- The Washington Times - Thursday, April 26, 2007

The rate of breast-cancer deaths in the District exceeds the national rate, according to a report released yesterday by the Susan G. Komen for the Cure foundation.

According to the study, the breast-cancer mortality rate in the District is 33.7 residents per 100,000 residents, compared with the national rate of 26 per 100,000 residents.

The study, based on statistics from multiple sources several years ago, also found the incident rate of breast cancer in the District is 147.8 per 100,000, compared with the national rate of 124.9 residents per 100,000 residents.

Komen senior scientific adviser Dwight Randle said the lack of access and resources are among the main contributors to high breast-cancer rates. He also said large homeless and transient populations make the problem worse because women in those categories are among the least likely to be screened.

“Until we reach everyone, resources are not adequate,” Mr.

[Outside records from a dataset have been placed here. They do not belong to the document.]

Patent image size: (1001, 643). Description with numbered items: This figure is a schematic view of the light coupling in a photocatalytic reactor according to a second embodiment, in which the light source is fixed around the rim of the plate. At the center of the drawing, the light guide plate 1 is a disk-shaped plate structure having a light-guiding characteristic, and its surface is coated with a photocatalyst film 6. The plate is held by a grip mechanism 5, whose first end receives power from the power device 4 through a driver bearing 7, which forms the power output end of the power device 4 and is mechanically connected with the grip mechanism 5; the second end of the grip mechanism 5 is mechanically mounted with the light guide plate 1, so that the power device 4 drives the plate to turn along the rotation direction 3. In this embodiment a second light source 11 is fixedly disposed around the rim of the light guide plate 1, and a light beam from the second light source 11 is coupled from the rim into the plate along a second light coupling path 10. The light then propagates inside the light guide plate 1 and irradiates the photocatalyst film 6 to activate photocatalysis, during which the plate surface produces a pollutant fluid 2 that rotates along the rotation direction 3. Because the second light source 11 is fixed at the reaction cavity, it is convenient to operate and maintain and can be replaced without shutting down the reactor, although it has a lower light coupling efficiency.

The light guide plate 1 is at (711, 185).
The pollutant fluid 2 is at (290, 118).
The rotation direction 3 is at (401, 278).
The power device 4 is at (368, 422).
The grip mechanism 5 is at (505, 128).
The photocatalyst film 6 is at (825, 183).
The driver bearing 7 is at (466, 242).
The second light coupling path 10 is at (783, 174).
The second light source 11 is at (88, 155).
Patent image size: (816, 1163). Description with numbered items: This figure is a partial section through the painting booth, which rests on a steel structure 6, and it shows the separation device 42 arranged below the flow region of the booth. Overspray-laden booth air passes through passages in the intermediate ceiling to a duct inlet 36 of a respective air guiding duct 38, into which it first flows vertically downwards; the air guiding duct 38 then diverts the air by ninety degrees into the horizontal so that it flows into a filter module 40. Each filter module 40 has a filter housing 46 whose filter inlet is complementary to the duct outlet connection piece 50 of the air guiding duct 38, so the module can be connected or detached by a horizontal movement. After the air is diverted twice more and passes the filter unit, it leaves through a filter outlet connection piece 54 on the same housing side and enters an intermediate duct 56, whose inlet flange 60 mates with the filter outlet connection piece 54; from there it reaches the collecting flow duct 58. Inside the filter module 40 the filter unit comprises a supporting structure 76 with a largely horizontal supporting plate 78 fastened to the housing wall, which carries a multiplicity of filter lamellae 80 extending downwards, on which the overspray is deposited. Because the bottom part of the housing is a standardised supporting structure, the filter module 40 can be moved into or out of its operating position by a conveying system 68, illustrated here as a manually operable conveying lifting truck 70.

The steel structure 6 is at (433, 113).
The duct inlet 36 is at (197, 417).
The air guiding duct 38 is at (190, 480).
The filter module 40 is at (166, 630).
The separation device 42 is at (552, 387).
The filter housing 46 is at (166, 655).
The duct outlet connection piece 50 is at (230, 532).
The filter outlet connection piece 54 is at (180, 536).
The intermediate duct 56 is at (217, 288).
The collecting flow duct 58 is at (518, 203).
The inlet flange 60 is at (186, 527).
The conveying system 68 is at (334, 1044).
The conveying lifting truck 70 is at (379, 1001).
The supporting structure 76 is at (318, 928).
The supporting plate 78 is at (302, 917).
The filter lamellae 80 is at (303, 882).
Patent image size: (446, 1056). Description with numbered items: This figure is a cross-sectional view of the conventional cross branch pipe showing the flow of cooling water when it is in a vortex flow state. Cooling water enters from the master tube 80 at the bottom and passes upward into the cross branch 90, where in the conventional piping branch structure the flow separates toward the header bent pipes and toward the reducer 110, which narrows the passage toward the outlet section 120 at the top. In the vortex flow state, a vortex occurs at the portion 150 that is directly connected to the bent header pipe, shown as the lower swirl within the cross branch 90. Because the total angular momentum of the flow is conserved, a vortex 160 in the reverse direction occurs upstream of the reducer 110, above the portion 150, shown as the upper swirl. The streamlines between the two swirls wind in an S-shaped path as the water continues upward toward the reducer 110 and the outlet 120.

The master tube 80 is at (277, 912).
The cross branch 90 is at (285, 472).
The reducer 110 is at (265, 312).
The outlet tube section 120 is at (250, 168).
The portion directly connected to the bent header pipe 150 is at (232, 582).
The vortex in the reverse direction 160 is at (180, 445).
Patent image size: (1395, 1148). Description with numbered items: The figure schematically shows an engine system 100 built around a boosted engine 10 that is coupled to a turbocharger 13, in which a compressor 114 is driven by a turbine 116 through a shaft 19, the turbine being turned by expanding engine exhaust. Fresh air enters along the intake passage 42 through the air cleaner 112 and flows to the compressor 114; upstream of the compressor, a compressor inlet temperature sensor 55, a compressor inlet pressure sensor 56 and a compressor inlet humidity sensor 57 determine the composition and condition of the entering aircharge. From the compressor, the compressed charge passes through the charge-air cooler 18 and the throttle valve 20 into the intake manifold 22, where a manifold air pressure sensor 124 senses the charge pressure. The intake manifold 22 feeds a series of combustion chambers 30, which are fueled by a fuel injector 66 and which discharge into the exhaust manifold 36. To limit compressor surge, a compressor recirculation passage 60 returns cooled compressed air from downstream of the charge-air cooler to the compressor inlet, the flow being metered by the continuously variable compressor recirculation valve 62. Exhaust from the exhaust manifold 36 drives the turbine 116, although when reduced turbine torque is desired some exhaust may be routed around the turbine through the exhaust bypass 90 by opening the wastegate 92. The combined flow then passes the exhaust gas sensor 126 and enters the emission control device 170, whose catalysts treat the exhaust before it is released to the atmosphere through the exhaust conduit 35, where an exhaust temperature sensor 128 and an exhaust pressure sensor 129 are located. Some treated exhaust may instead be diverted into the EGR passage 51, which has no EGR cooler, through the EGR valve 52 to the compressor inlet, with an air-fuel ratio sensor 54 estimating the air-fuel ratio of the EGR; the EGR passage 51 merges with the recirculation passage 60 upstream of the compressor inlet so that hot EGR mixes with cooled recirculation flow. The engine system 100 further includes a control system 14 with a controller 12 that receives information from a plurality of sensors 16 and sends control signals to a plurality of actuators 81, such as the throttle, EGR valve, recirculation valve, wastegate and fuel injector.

Randle said.

The study also found black, Hispanic and poor women are among those who have the least access to treatment.

“This is a matter of national will,” said Komen founder Nancy Brinker. “We must fix the gap here so we can fix the gap around the world.”

The city partners with several local health organizations for its Breast and Cervical Cancer Early Detection Program, or Project WISH.

The program offers free breast- and cervical-cancer screenings to women meeting an income criterion. Women earning less than the guideline are covered by the D.C. Healthcare Alliance.

Emmanuel Nwokolo, chief of the D.C. Bureau of Cancer and Chronic Diseases Control, said the program helps, but many times there are personal reasons that keep women, particularly in the black community, from using the program, such as focusing on the well-being of other family members.

“One thing African-American women have not done traditionally is get early screening,” he said. “They tend to not put their own health up front.”

The study found in the District that 51 percent of black women compared with 61 percent of white women ages 60 to 67 reported having a mammogram in the past year.

Myrtle Washington, a 29-year breast-cancer survivor, said she was able to travel to get treatment and was assertive about getting it from now-closed D.C. General, but many women she counsels are not.

“I could go there at will and get waited on,” she said. “Most women don’t have that. Some patients — I had to push them.”

Miss Washington is now a “cancer navigator” at the Smith Farm Center for Healing and the Arts in the District. Cancer navigators are survivors who counsel women, preferably from their own communities, who have been diagnosed with breast cancer.

The rally yesterday started a 25-city campaign for better public breast-cancer treatment resources such as navigators and free screenings.